According to EPA, 30-40% of all available food in the United States is wasted. EPA goes on to say:

  • 76 billion pounds per year of food reaches landfills and combustion facilities, more than any other material in everyday trash, constituting 22% of municipal solid waste. Landfills are the third-largest source of human-related methane emissions in the United States.
  • Food waste not only impacts landfill space and emissions, it also affects the United States economy. USDA estimates the value of food loss for retailers and consumers each year to be over $161 billion. [U.S. News & World Report recently reported this number is more likely $240 billion.]
  • Globally, food loss and waste have a combined carbon footprint of 4.4 billion metric tons of carbon dioxide equivalent, according to FAO.
  • Food waste consumes 21% of all fresh water globally.

Opportunities

In the Federal Agreement, in which they announced the Winning on Reducing Waste initiative, the Agencies stated:

“In order to reduce food loss and waste, it will take the entire supply chain including farms, processors, food manufacturers, grocery stores, restaurants, universities, schools, landfills, federal, state, tribal and local governments, faith-based institutions, environmental organizations, and communities working together to achieve innovative solutions.”

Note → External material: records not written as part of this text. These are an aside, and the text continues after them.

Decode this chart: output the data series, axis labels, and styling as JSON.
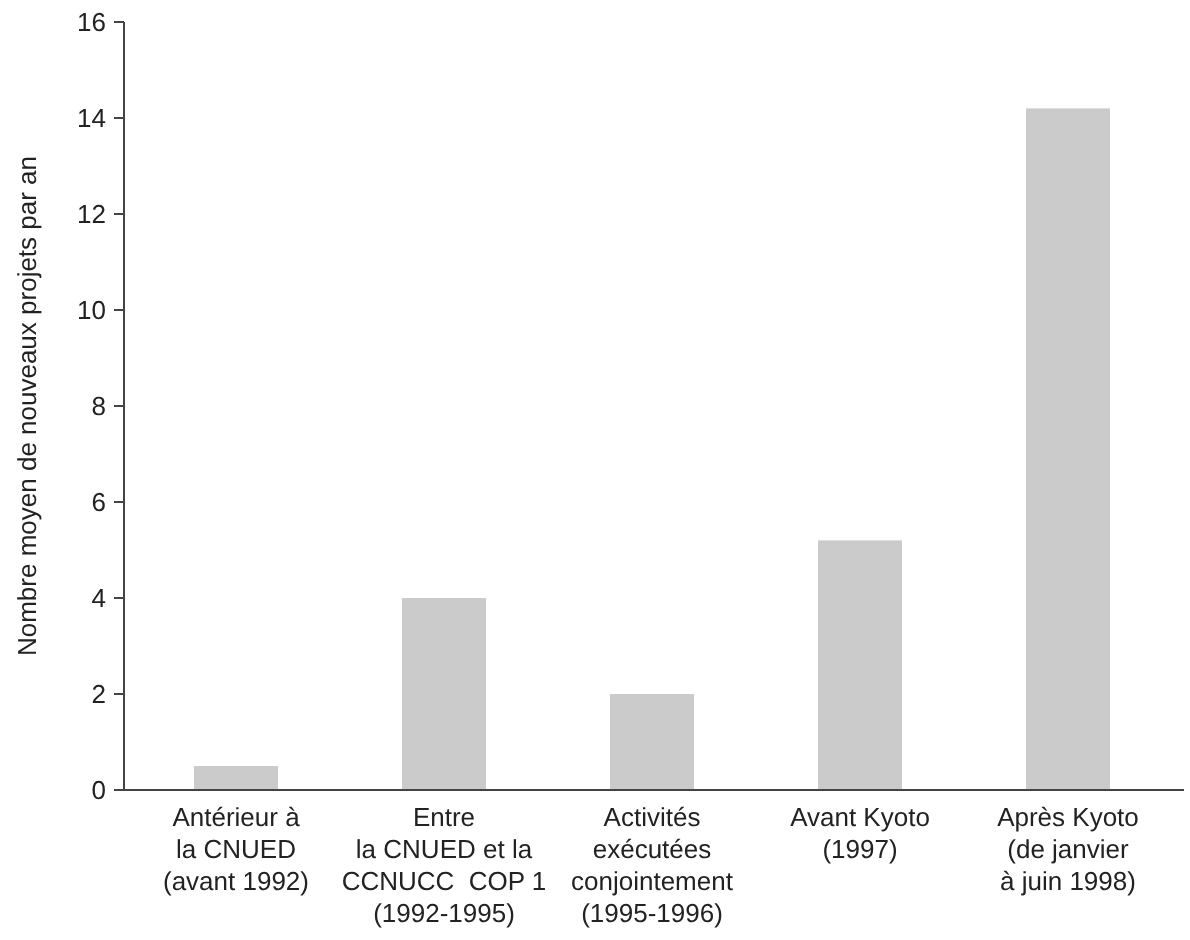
{
  "chart_data": {
    "type": "bar",
    "ylabel": "Nombre moyen de nouveaux projets par an",
    "categories": [
      "Antérieur à\nla CNUED\n(avant 1992)",
      "Entre\nla CNUED et la\nCCNUCC  COP 1\n(1992-1995)",
      "Activités\nexécutées\nconjointement\n(1995-1996)",
      "Avant Kyoto\n(1997)",
      "Après Kyoto\n(de janvier\nà juin 1998)"
    ],
    "values": [
      0.5,
      4,
      2,
      5.2,
      14.2
    ],
    "color": "#cbcbcb",
    "ylim": [
      0,
      16
    ],
    "yticks": [
      0,
      2,
      4,
      6,
      8,
      10,
      12,
      14,
      16
    ]
  }
}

The Agencies recently partnered with the FWRA Parties because the latter “represent three major sectors of the supply chain and as such represent a vital link in efforts to reduce food loss and waste.” Together, the parties intend to further the Winning on Reducing Waste initiative, including by educating and engaging the food manufacturing, retail and food service industries to reduce food waste.

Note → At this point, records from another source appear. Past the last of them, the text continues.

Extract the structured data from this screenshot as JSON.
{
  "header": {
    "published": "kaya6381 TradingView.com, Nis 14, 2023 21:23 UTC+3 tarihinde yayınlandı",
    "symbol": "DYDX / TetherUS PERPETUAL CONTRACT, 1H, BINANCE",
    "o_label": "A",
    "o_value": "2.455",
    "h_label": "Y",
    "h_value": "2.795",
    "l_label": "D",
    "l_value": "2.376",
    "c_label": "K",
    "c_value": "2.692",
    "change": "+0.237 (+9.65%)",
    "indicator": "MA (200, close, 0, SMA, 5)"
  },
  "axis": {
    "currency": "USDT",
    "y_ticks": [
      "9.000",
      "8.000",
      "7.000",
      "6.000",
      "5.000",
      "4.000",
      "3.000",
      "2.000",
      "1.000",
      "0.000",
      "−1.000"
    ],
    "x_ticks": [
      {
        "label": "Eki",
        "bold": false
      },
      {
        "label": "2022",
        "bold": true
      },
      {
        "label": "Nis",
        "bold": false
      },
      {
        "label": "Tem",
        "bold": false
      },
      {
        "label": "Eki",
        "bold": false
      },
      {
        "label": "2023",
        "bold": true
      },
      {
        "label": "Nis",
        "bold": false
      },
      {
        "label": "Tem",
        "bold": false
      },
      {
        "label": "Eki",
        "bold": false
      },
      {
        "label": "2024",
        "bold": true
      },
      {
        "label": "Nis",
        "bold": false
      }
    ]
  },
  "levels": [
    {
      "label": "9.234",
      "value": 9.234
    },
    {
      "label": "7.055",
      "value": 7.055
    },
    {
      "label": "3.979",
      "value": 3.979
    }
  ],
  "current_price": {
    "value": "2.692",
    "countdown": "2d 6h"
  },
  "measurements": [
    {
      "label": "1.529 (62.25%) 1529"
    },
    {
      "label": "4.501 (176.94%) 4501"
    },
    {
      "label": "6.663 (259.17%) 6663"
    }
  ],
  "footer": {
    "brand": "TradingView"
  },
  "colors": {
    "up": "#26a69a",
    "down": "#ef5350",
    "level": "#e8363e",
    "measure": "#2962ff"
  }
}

ReFED, meanwhile, has identified 27 of the best opportunities to reduce food waste through a detailed economic analysis. These “solutions,” as characterized by ReFED, track EPA’s Food Recovery Hierarchy—which prioritizes prevention first, then recovery and finally recycling. For example, by standardizing food label dates, including eliminating visible “sell by” dates, to reduce consumer confusion, ReFED estimates $4,547 per ton in financial benefits.

According to ReFED, if their proposed solutions are implemented, they could save 1.6 trillion gallons of water annually, reduce 18 million tons of GHG emissions annually and generate $10 billion of economic value.

Momentum

 In 2015, EPA and USDA, in alignment with Target 12.3 of the UN Sustainable Development Goals, announced the first-ever domestic goal to reduce food loss and waste by half by the year 2030. Since then, 29 businesses—six announced just this month—have made a public commitment to reduce food loss and waste in their own operations in the United States by 50% by the year 2030.

ReFED has hosted a Food Waste Summit for the past two years and plans to host a summit again in 2020. Last year, 405 attendees (food businesses, investors, foundations, nonprofits, government agencies, innovators and academics) from 9 different countries and 34 states participated in the summit, focusing on the goal of reducing food waste by 50% by 2030.

On the state, local, tribal and territorial levels, at least 34 government organizations have pledged to work with federal partners to build upon efforts to address food loss and waste.

And about your milk? A Canadian company has developed an app that allows consumers the ability to buy food approaching its “best before” date at a discount. So, rather than grabbing the ten-day milk, you might have opted for the three-day milk, assuring it wouldn’t become food waste (unless it goes bad in your fridge!).